Cecil licked his lips as he turned toward this voice from the ether.
“They knock you out for days in that place. Just have to kick or hit or bite somebody. Whip out your dick. I know it. I seen it. And when you come to all groggy and fucked-up, they just wait and see if you do it again. And you will. They all do.”

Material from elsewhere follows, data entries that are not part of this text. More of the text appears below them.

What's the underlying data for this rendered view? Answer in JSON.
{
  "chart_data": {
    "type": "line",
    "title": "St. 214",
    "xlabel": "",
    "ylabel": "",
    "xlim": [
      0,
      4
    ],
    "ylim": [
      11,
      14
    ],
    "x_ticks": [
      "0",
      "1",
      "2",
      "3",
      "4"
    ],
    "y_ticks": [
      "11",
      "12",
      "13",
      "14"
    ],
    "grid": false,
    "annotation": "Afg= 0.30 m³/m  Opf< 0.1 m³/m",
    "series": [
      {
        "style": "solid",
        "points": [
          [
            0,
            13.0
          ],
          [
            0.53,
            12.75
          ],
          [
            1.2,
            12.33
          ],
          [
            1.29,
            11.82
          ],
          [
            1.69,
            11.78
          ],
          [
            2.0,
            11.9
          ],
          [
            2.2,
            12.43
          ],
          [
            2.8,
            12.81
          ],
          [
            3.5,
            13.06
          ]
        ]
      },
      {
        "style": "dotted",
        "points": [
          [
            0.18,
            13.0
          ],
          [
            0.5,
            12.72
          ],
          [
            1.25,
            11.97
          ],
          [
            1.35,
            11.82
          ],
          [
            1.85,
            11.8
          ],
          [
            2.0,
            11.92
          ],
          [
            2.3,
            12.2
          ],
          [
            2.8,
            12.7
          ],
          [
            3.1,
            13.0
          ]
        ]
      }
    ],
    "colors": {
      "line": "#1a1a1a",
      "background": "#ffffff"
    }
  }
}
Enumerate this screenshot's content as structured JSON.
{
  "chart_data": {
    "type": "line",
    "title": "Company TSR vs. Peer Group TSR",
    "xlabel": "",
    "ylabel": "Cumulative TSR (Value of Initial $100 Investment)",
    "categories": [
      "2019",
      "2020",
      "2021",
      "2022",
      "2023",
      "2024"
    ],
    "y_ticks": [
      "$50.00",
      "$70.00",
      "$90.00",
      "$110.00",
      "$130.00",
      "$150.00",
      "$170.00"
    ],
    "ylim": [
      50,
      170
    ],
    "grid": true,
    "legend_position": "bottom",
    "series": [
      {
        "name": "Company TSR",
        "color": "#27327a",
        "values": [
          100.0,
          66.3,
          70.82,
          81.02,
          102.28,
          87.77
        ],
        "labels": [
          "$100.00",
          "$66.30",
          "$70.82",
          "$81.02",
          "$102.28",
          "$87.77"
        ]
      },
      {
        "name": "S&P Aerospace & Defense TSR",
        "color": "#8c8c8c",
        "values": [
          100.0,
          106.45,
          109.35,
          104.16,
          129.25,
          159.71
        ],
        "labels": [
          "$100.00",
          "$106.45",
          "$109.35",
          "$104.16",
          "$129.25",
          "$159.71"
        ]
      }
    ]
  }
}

Pete peeked out the doorway to see that Elliot still smoked on the porch of the house. From inside his pocket, Pete removed his tiny flask. Finished and replaced it and approached the boy.
“You know the worst part about treatment facilities, Cecil? The freedom. It’s what they call a paradox, Cecil. No longer being afraid of ending up there is what makes you free to do anything. And all the anythings you can learn. How to fight with a toothbrush or a spoon. All the drugs there are to take. How to molest other kids. You won’t believe the appetites you got inside.”